Metro

PBA chief says city officials are making it impossible to be a cop

The head of the city’s police union said Sunday that local politicians are making it all but impossible for cops to do their jobs.

“It’s a difficult time to be a New York City police officer, where you don’t always feel the support of the folks you should be getting it from,” said PBA President Pat Lynch.

Lynch didn’t name names, but lashed out at the City Council, noting that it passed last year’s anti-profiling measure to crack down on the NYPD’s use of “stop and frisk.”

Lynch said the council “never bothered to address the real problem, which is quotas.”

“We don’t want to go out and get numbers for the sake of numbers. What we want to do is to go out and use [stop and frisk] constitutionally,” Lynch said.

“But the City Council went a step further and gave the ability to attorneys in this city to sue us, get paid for it and made it a cottage industry.

“So now members are afraid that we’re damned if we do, we’re damned if we don’t,” he added.

During a radio interview with former Republican mayoral candidate John Catsimatidis, Lynch spoke in support of cop Daniel Pantaleo, who was caught on cellphone video apparently putting Eric Garner of Staten Island into a chokehold banned by the NYPD. Garner died within minutes. The medical examiner later concluded his death was a homicide.

“I think what gets lost many times is that no police officer gets up each day to go to work wanting or expecting to deal with the death of a person in their custody,” Lynch said during the interview on WNYM AM radio.

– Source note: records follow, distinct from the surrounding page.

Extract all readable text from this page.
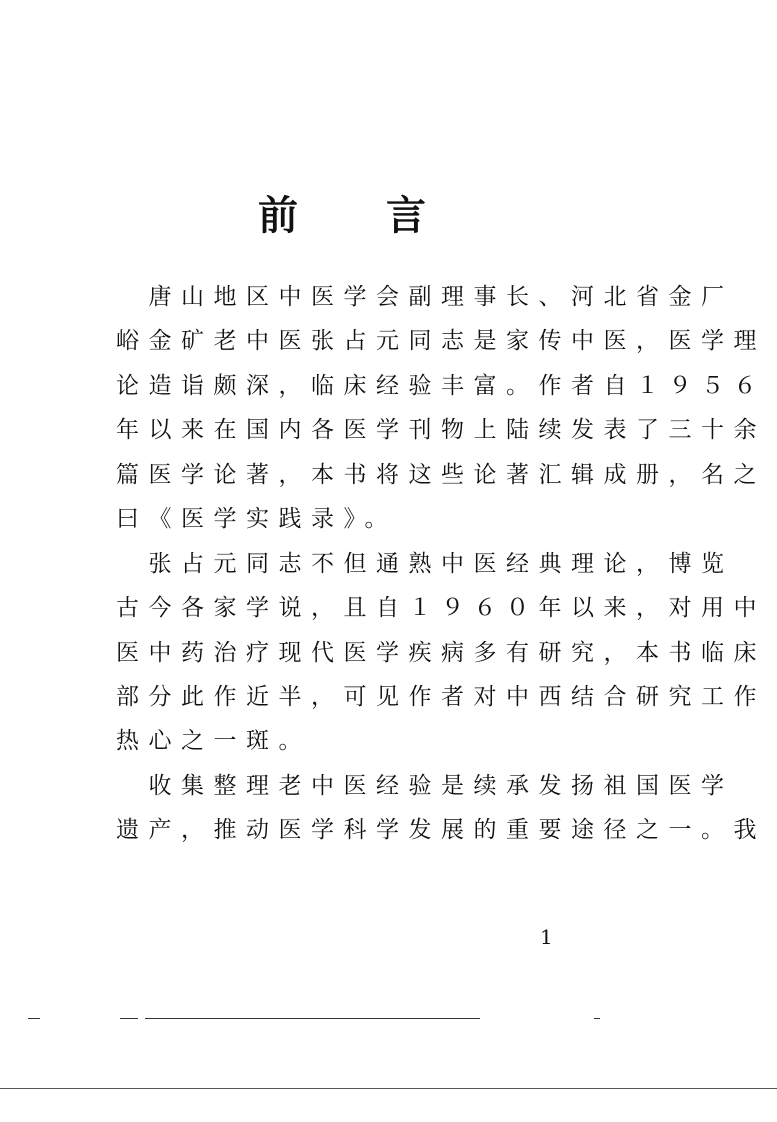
前 言
　唐山地区中医学会副理事长、河北省金厂
峪金矿老中医张占元同志是家传中医，医学理
论造诣颇深，临床经验丰富。作者自１９５６
年以来在国内各医学刊物上陆续发表了三十余
篇医学论著，本书将这些论著汇辑成册，名之
曰《医学实践录》。
　张占元同志不但通熟中医经典理论，博览
古今各家学说，且自１９６０年以来，对用中
医中药治疗现代医学疾病多有研究，本书临床
部分此作近半，可见作者对中西结合研究工作
热心之一斑。
　收集整理老中医经验是续承发扬祖国医学
遗产，推动医学科学发展的重要途径之一。我
1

“But unfortunately in this business, there’s not always a script. Everything doesn’t go the way it should, and these tragedies happen.

“Look, we’re doing a difficult job, and many times the folks we have to arrest aren’t going to comply, and it turns into a dangerous situation for the police officer,” Lynch said.

Earlier, he told Norman Seabrook, head of the city corrections officers union, that Pantaleo is “distraught over the incident.

“No one wants to have to deal with the fact that someone died because of something they had to do. It’s a terrible loss,” Lynch said on another morning radio show on WNBM FM.

“Things like this happen, unfortunately,” added Lynch, noting the office never intended to kill Garner. “And that doesn’t mean to lessen it — it means it’s the reality. In communities, we have to deal with the reality of the job we have to do.”

As for criticism over Garner’s treatment as he lay on the sidewalk after the chokehold, “Mr. Garner was still breathing, and you don’t perform CPR on someone who is still breathing,’’ Lynch said.